A very noisy dead cat bounce is one way to describe the way the local stockmarket rose today, or a relief rally. It was more the latter.

Australian shares rose 3%, or around 160 points, this morning, after the US Federal Reserve cut its discount rate overnight Friday and steadied markets in the US and Europe.

This morning was the turn of Australia and Asia and traders responded.

The All Ords and the ASX 200 index added around 160 points or so in the first two hours of trading to be up around 3% after Wall Street has rebounded strongly Friday after the US Federal reserve had cut its discount rate: that’s the rate it charges banks and other borrowers.

Macquarie Bank jumped sharply (in relief more than anything else) up 7.7%, the most since October 1997, at one stage before fading a touch to be 6.7% higher at $69.10 The investment bank revealed it had secured an $8 billion loan to help it in its restructuring the split into a bank and non bank holding company.

Our market had fallen a total of 5.8 percent in the previous four sessions last week.

Asian stocks also rose strongly this morning. Japan’s Nikkei 225 Stock Average climbed 3.4% in the first hour of trading and South Korea’s Kospi index jumped 4.3%.

The US S & P 500 Index rose 2.5% overnight Friday our time while the Dow increased 1.8%.

The Fed cut the rate at which it makes direct loans to banks by 0.5% to 5.75%, the first time it has cut borrowing costs between scheduled meetings since 2001. The more important federal funds target rate was left unchanged at 5.25%.

There won’t be a rate cut here and there will be no need for market economists and other urgers make whimpering little pleas for help, as their US counter parts are, such as this beauty from Goldman Sachs JBWere who told their Australian clients this morning:

Goldman Sachs is reverting to its previous forecast (held until early June) that the Federal Open Market Committee will cut its federal funds rate target by 75 basis points this year, starting with (at least) a 25- basis-point cut at (or possibly before) the September 18 FOMC meeting. The rationale is the sharp tightening in financial conditions over the past month, combined with an expectation that there will be some softening in the economic data over the next few weeks.

Well, after being forced the bail out its main hedge fund last week with $US2 billion and being forced to ‘eat’ tens of billions of US dollars worth of unwanted private equity offerings, Goldmans would say that. The losses it is facing on these in sold bonds and other dud deals are simply, very large. And a cut in the Federal Funds rate would save Goldman and the rest of Wall Street hundreds of millions of dollars. No wonder the tame economists on Wall Street are yodelling for a big rate cut from the Fed.

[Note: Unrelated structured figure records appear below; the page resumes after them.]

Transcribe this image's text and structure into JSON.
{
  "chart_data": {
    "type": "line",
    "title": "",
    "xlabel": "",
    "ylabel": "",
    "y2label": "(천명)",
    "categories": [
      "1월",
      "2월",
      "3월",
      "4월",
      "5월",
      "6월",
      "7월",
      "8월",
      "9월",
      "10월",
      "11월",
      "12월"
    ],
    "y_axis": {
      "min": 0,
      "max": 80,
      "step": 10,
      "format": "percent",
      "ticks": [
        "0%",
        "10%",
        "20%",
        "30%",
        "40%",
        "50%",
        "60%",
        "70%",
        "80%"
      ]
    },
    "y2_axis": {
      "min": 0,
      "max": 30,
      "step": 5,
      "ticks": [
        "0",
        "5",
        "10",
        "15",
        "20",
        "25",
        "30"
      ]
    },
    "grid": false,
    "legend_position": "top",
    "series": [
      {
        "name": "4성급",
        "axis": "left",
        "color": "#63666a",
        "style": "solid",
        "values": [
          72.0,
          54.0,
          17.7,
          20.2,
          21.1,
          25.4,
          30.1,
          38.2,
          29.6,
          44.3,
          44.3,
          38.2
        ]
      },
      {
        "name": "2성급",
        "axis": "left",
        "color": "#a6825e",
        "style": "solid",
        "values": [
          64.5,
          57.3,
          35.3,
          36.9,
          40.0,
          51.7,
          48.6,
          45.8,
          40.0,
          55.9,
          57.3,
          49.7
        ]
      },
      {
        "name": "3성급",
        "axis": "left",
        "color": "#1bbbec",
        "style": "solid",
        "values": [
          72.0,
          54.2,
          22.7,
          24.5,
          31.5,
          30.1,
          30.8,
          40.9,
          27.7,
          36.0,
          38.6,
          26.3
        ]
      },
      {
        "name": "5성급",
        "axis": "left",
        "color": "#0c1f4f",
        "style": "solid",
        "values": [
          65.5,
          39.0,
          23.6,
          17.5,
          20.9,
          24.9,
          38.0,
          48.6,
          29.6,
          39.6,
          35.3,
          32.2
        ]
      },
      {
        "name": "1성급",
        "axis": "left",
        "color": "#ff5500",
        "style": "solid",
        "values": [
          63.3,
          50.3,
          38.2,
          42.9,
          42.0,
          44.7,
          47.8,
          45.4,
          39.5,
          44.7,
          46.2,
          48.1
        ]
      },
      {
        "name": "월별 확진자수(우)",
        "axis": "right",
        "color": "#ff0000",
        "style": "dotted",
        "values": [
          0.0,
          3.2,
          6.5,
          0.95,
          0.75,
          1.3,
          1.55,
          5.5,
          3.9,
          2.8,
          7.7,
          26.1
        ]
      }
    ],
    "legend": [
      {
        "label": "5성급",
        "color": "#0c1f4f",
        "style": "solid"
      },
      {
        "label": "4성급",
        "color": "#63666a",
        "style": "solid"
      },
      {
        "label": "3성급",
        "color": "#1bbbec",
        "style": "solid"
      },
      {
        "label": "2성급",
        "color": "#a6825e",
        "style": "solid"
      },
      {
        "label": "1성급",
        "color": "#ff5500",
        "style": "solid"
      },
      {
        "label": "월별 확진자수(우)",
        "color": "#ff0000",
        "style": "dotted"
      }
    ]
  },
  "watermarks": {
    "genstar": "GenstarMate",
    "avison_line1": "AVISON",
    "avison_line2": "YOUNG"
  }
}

And its no wonder the call is just as strong from Germany where the Fed’s cut in its discount rate came too late on Friday to save the second small bank from bailout and near collapse because on unwise investment in subprime bonds.

The State-owned regional bank SachsenLB admitted on Saturday that it had to be bailed out to the tune of 17.3 billion euros (or $US29.5 billion, or $around $A36 billion) by Germany’s state savings bank system because of the US sub-prime loan crisis.

It’s the second bank to fall victim to dodgy subprime deals: IKB, a small listed industrial bank on the Ruhr had a total exposure estimated at $US24.9 bullion ($$A30 billion) in subprime securities which failed. The German banking system and its 38% shareholder, a German Government financial institution, put together a rescue package of more than $A6 billion for IKB.